Configuration¶
DroneWatch uses a two-stage configuration flow:
- OmegaConf composes YAML fragments selected by the root config file and its
defaultslist. - Pydantic validates the resolved result against typed models in
src/dronewatch/config/schema.py.
This means the YAML structure is flexible enough for grouped presets, while the final config still has a strict schema.
Root Config Files¶
The repository currently uses different root configs for different workflows:
configs/config.yamlfor normal PPO trainingconfigs/evaluate.yamlfor standalone checkpoint evaluationconfigs/random_policy.yamlfor the random policy baselineconfigs/tune_ppo.yamlfor Ray Tune sweeps
Group Config Files¶
Group config files define parameters of a configuration subgroup, e.g. for logging or network definitions.
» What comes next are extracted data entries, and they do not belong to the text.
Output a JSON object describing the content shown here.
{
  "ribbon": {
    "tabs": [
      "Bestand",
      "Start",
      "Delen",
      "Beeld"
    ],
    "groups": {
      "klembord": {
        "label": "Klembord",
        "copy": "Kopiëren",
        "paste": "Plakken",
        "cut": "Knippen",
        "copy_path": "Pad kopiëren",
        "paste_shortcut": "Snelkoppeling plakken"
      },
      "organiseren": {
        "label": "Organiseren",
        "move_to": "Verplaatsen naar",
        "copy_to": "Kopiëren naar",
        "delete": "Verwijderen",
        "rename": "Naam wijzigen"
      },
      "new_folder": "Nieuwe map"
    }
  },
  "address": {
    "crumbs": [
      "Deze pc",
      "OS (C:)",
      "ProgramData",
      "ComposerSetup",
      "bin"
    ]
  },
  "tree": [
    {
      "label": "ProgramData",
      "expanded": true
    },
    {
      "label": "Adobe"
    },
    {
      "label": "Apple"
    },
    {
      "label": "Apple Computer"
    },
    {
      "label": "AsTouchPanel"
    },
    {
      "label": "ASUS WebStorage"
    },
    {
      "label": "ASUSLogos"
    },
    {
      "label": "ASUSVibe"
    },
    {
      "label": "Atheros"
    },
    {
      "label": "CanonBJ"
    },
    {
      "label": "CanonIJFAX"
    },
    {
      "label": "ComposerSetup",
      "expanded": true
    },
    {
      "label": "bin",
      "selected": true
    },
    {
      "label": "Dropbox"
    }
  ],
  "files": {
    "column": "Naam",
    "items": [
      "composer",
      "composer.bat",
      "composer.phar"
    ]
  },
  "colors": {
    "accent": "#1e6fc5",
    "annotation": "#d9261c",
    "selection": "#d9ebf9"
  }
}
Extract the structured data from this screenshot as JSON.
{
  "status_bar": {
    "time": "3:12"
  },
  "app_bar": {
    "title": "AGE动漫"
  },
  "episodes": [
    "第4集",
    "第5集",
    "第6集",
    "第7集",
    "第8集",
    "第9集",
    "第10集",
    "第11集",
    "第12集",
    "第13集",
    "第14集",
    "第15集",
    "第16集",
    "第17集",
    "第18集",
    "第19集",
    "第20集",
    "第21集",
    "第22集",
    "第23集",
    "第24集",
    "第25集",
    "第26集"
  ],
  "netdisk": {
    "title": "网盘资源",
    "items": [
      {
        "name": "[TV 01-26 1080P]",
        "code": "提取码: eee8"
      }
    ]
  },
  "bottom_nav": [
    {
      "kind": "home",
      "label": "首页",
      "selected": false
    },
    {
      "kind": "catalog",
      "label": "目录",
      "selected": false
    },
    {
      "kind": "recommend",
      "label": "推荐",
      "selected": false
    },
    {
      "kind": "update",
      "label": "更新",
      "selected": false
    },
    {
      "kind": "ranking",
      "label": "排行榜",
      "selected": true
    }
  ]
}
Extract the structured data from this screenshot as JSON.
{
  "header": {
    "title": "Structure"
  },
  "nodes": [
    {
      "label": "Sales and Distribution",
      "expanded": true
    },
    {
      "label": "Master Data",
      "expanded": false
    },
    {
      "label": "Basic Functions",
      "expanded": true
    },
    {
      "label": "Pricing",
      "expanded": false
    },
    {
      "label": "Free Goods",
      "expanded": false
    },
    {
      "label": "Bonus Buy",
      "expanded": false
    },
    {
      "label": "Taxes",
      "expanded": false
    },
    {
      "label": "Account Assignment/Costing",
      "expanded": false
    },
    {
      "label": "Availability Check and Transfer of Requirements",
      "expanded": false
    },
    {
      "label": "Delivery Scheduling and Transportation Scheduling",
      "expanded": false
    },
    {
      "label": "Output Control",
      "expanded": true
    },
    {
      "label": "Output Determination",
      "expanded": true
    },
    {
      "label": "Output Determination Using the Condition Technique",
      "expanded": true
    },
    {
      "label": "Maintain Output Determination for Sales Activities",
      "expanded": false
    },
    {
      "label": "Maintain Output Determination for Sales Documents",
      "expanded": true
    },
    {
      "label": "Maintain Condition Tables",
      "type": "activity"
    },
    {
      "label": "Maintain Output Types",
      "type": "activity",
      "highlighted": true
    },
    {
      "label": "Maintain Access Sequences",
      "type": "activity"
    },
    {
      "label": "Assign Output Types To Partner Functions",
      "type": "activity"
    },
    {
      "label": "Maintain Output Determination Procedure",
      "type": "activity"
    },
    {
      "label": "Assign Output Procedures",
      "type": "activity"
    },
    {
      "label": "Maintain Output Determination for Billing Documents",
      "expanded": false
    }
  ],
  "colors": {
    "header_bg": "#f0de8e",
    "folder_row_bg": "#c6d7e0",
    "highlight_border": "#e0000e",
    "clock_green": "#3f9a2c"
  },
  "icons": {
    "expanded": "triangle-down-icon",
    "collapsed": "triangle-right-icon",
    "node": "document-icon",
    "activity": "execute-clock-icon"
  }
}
configs/env/for environment and reward weight definitionsconfigs/evaluation/for evaluation specificationsconfigs/logging/for logging (mlflow) specificationsconfigs/model/for specifying the network of the trained agent (feedforward or lstm)configs/random_policy/for specifying the random policy rolloutconfigs/rendering/for rendering/ gif creation specificationsconfigs/training/for ray rllib training configurationsconfigs/tune/for ray rllib tune configuarions
Group Overrides vs Field Overrides¶
You can specify which root config to use, overwrite the group configs or overwrite singular fields of the group configs.
Group override¶
A group override replaces one preset from a config group.
uv run python -m dronewatch.training.train_ppo \
--config configs/config.yaml \
model=ppo_feedforward
Here model=ppo_feedforward switches the selected model file that will be used under configs/model/ to the feedforward one.
Field override¶
A field override changes a specific value inside the composed config.
uv run python -m dronewatch.training.train_ppo \
--config configs/config.yaml \
training.stop.iterations=1 \
training.ppo.minibatch_size=64
Here the selected config groups stay the same, but the final values (stop.iterations and ppo.minibatch_size) change before validation.
How Composition Works¶
The loader functions in src/dronewatch/config/loader.py all follow the same pattern:
- Load the root config
- Read the
defaultslist - Resolve each config group from
configs/<group>/<name>.yaml - Merge the selected group files
- Apply CLI
key=valueoverrides - Resolve interpolations
- Validate the final payload with Pydantic
The main entrypoints are:
load_config()for PPO trainingload_tune_config()for Tuneload_evaluation_config()for checkpoint evaluationload_random_policy_config()for the random baseline
Resolved Configs¶
Each run writes a resolved YAML snapshot named resolved_config.yaml beside the artifact directory for that run. This is the best source of truth when you need to know what actually ran after group selection and CLI overrides were applied.